Additionally, a look at occupancy and rental trends since 2005 up to the first half of 2013 shows that rental rates are still on a general uptrend despite supply exceeding demand in recent years.
While cumulative supply of purpose-built office space (PBO) within Kuala Lumpur city itself remained constant at 48.3 million sq ft for the six-month period, the PBO supply in the fringe areas of the city — which includes KL Sentral, Mid Valley City, Bangsar and Pantai areas — went up by about 2.1 million sq ft to 19.6 million sq ft.
The 12% increase, driven by five new PBO completions, led to average occupancy rate declining to 82.2%, down 4.8% compared to 2H2012. KL Sentral area was hit hardest in terms of occupancy levels as the 1.9 million sq ft of new space in the area amounted to about 34.1% of its existing stock.
Notably, Kuala Lumpur city fringe areas are set to see another 2.1 million sq ft in new PBO supply scheduled for completion later this year, of which 1.7 million sq ft will be in the KL Sentral area.
In comparison, the lack of new supply in the city itself saw average occupancy rise slightly to 81.6%, a 3% increase over 2H2012. The city itself is slated to see further incoming supply next year as the scheduled completions of Menara Hap Seng 2 and Crest Sultan Ismail originally planned for 213 were delayed to 2014.
Rentals remain firm
In the first half of the year, rental rates in both the city and its fringe areas inched slightly upwards despite the supply–demand mismatch in the latter area.

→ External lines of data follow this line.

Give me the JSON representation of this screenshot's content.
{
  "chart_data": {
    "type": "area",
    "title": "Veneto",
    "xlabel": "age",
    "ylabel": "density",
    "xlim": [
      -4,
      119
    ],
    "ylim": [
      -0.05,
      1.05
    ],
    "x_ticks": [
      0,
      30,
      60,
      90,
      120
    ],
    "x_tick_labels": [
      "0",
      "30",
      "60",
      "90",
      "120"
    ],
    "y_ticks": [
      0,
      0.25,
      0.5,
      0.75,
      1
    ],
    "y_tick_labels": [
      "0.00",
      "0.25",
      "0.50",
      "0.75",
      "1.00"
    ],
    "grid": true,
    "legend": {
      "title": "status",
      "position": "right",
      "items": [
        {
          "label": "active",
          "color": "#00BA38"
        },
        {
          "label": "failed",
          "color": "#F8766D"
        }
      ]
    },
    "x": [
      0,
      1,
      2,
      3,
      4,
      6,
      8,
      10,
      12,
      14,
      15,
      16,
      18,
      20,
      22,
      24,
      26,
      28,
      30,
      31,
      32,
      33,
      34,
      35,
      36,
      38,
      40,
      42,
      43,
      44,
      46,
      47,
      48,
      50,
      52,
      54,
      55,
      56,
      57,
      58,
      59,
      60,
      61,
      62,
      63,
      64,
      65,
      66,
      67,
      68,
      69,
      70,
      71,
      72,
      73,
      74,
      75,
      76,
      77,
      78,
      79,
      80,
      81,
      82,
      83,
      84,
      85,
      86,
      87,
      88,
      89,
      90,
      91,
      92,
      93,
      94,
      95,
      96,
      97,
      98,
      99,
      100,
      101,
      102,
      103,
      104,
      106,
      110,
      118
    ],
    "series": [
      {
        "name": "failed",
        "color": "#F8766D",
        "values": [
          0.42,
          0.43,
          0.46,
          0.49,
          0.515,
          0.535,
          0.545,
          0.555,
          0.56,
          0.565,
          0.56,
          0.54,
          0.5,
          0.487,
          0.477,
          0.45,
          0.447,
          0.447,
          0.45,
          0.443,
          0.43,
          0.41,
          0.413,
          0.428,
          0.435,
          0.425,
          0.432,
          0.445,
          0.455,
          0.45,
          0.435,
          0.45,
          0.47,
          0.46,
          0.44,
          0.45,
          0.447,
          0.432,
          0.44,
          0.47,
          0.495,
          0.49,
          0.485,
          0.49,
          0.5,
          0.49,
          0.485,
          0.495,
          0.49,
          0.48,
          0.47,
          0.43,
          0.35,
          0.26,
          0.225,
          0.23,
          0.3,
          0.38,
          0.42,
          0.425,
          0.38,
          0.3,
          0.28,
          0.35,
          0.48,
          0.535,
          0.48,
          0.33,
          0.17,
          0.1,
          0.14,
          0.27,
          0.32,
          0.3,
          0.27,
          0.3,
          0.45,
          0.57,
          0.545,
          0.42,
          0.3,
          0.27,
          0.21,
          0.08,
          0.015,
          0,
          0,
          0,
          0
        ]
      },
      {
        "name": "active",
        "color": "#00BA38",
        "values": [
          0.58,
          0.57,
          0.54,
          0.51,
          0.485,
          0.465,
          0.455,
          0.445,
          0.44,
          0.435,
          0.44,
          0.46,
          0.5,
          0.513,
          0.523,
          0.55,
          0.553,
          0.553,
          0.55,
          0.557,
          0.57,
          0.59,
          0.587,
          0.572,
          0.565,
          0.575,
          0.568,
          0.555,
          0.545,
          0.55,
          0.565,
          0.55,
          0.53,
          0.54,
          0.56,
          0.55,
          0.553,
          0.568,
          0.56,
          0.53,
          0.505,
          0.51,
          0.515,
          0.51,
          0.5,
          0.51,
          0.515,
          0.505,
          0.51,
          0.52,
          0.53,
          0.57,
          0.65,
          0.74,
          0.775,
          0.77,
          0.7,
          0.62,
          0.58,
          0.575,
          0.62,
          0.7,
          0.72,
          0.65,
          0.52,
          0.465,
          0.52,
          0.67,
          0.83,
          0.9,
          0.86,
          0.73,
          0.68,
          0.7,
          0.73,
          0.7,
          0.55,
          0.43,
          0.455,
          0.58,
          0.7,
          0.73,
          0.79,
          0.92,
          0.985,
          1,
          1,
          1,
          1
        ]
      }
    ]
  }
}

Average achieved rental rates in the Kuala Lumpur rose by 12 sen per sq ft (psf) at RM5.97 in 1H2013 compared to 2H2012 while the city fringe areas recorded a 10 sen increase over the same period to RM5.50 psf in 1H2013.
Notably, KL Sentral outstrips the average achieved rental rates with RM7.07 psf.
Within the city, the golden triangle area’s average stands at RM6.28 psf while the central business district (CBD) saw an average achieved rental rate of RM4.76 psf. In the city fringes, Damansara Heights recorded an average of RM4.44 psf while Mid Valley City, Bangsar and Pantai saw an average of RM5.54 psf.
“Prime A and A+ grade offices continued to command higher monthly rental rates ranging from RM6.50 per sq ft to RM12.00 per sq ft,” said Knight Frank.
Despite its strong average achieve rental rates, the decentralised location of KL Sentral is expected to face further pressure in terms of occupancy and rental rates as some 1.9 million sq ft was recently completed and an additional 1.7 million sq ft by end of the year.
“The short term threat from these completions may, however, be mitigated as several buildings have secured anchor tenants,” said Knight Frank.
“Furthermore, the impending opening of Nu Sentral later this year is expected to improve integration between the various completed components within KL Sentral and add further appeal to the transportation hub as a popular alternative office location, thus leading to improved demand and absorption rates in the medium to longer term,” it added.
As for the city itself, the real estate researchers feel demand for good grade dual-compliant office space is expected to remain resilient in the short-term. “Owners of old and dated office buildings are proactively seeking to upgrade and enhance their assets in a bid to remain competitive and retain tenants (and to attract new ones) amid a challenging leasing market.”